Show them the goods.

This means create a good-looking portfolio site. You spent all that time making all that great work, now you need to show the world! Well, let’s at least make sure we show your (potential) clients first. If you know web design and some coding, I really recommend that you build your own site, it’s another portfolio piece that doubles as your portfolio. If you are a student that doesn’t know much about web design, I suggest that you network through your school and find someone that can help build you a worthy site. If you aren’t someone who is web savvy and you can’t find another student that’s willing to help you, it’s ok, just make sure that you find a good template to work with. Also, instead of making your own site you could try sites such as Behance or deviantART. Remember this is where a lot of your clients and potential clients are going to judge you as a designer, so make sure that your site shows off your work in the best possible way. Your site should have an about section as well as a contact page with a simple contact form. Doing this can really help reassure your clients that you are the right pick and it makes it easy for them to get a hold of you to take the next step.

Use questionnaires.

Send these to your clients before you start working on your projects. It saves you a bunch of time doing research, and it helps the client really think about what they want.

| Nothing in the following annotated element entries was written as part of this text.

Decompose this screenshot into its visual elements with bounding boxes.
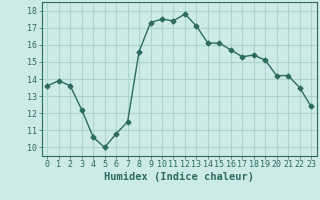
X-axis label: Humidex (Indice chaleur): Humidex (Indice chaleur) (104, 172, 254, 182)
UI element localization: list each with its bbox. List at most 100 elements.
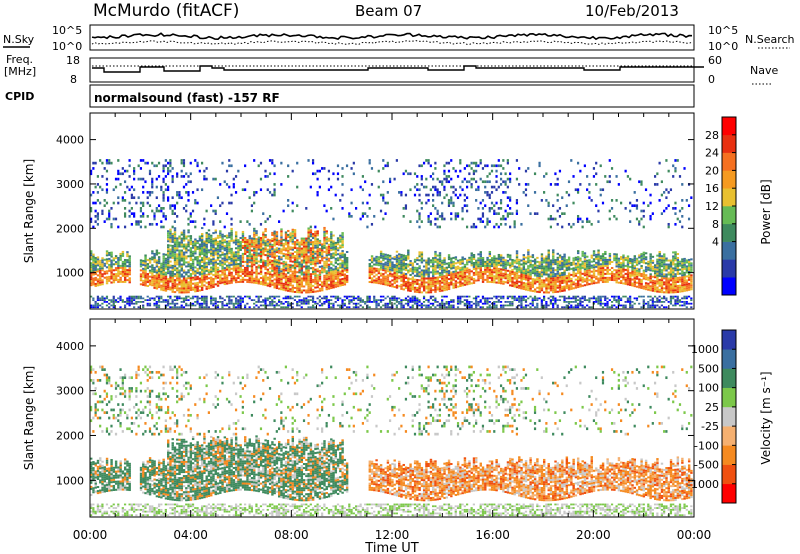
scatter-cell — [176, 249, 179, 252]
scatter-cell — [486, 220, 489, 223]
scatter-cell — [94, 302, 97, 305]
scatter-cell — [234, 233, 238, 236]
scatter-cell — [314, 236, 317, 239]
scatter-cell — [105, 282, 109, 285]
scatter-cell — [293, 278, 297, 281]
scatter-cell — [395, 260, 399, 263]
scatter-cell — [493, 261, 496, 264]
scatter-cell — [361, 301, 364, 303]
scatter-cell — [395, 270, 399, 273]
scatter-cell — [244, 274, 247, 277]
scatter-cell — [416, 287, 419, 290]
scatter-cell — [232, 304, 235, 307]
scatter-cell — [268, 253, 272, 256]
scatter-cell — [441, 287, 444, 290]
scatter-cell — [110, 265, 113, 268]
scatter-cell — [336, 299, 340, 302]
scatter-cell — [207, 285, 211, 288]
scatter-cell — [268, 304, 272, 307]
scatter-cell — [196, 295, 199, 298]
scatter-cell — [533, 288, 537, 291]
scatter-cell — [364, 212, 367, 215]
scatter-cell — [481, 280, 485, 283]
scatter-cell — [311, 270, 315, 273]
scatter-cell — [395, 301, 398, 303]
scatter-cell — [268, 261, 272, 264]
scatter-cell — [142, 279, 145, 282]
scatter-cell — [173, 261, 177, 264]
scatter-cell — [386, 302, 389, 305]
scatter-cell — [436, 280, 439, 283]
scatter-cell — [368, 299, 371, 302]
scatter-cell — [522, 297, 525, 300]
scatter-cell — [307, 249, 310, 252]
scatter-cell — [219, 248, 222, 251]
scatter-cell — [110, 225, 113, 229]
scatter-cell — [339, 244, 342, 247]
scatter-cell — [194, 248, 197, 251]
scatter-cell — [101, 161, 104, 165]
scatter-cell — [447, 199, 451, 202]
scatter-cell — [273, 191, 276, 194]
scatter-cell — [287, 247, 290, 250]
scatter-cell — [382, 159, 385, 162]
scatter-cell — [103, 297, 106, 300]
scatter-cell — [239, 262, 242, 265]
scatter-cell — [413, 278, 417, 281]
scatter-cell — [336, 295, 340, 298]
scatter-cell — [94, 256, 97, 259]
scatter-cell — [323, 167, 326, 170]
scatter-cell — [452, 191, 455, 194]
scatter-cell — [153, 252, 156, 255]
scatter-cell — [352, 172, 355, 176]
scatter-cell — [493, 209, 496, 213]
cpid-label: CPID — [5, 90, 34, 103]
scatter-cell — [452, 272, 455, 275]
scatter-cell — [536, 266, 539, 269]
scatter-cell — [533, 295, 537, 298]
scatter-cell — [302, 299, 306, 302]
scatter-cell — [307, 306, 310, 309]
scatter-cell — [318, 295, 321, 298]
scatter-cell — [296, 243, 299, 246]
scatter-cell — [427, 285, 430, 288]
scatter-cell — [302, 261, 306, 264]
scatter-cell — [160, 272, 163, 275]
scatter-cell — [334, 301, 337, 303]
scatter-cell — [486, 280, 489, 283]
scatter-cell — [203, 175, 206, 178]
scatter-cell — [135, 220, 138, 223]
scatter-cell — [187, 295, 190, 298]
scatter-cell — [316, 248, 319, 251]
scatter-cell — [450, 299, 453, 302]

Asking the right questions can show the client that you are taking the project seriously and can help convey that you actually care about what you are doing in a professional manor.

Contracts.

These can be your lifesaver. Do you remember those clients who love to add on more requirements as the projects go on just because you are doing free work? Well, having a contract can help save you from having to deal with that, or at least make sure that you are getting compensated for it. Having a contract lets your client know that you are serious and you mean business.

Charge appropriately.

Since you are just starting out, realize that you aren’t going to make the big bucks right away, so don’t charge $500/hr for your first project. It is your time, charge what you are worth. If you really don’t have a clue what to charge, check out some of the links below.

Set up a payment system.

After you have figured out how much you are going to charge, it’s time to figure out how you are going to collect that money. Unless it’s a close friend or family, you will rarely get cash as a form of payment. Many designers are using Paypal to accept payments, because it is simple, instant, and hassle free. Still others prefer checks or bank transfers to avoid the Paypal fees. Find something that will compliment your workflow and style of business. When charging a client for your work, it’s best practice to collect 50% upfront before you start the project. This can help save your butt if something happens to the client or they change their mind. How you collect the rest of the money depends on the situation and how you want to handle your business.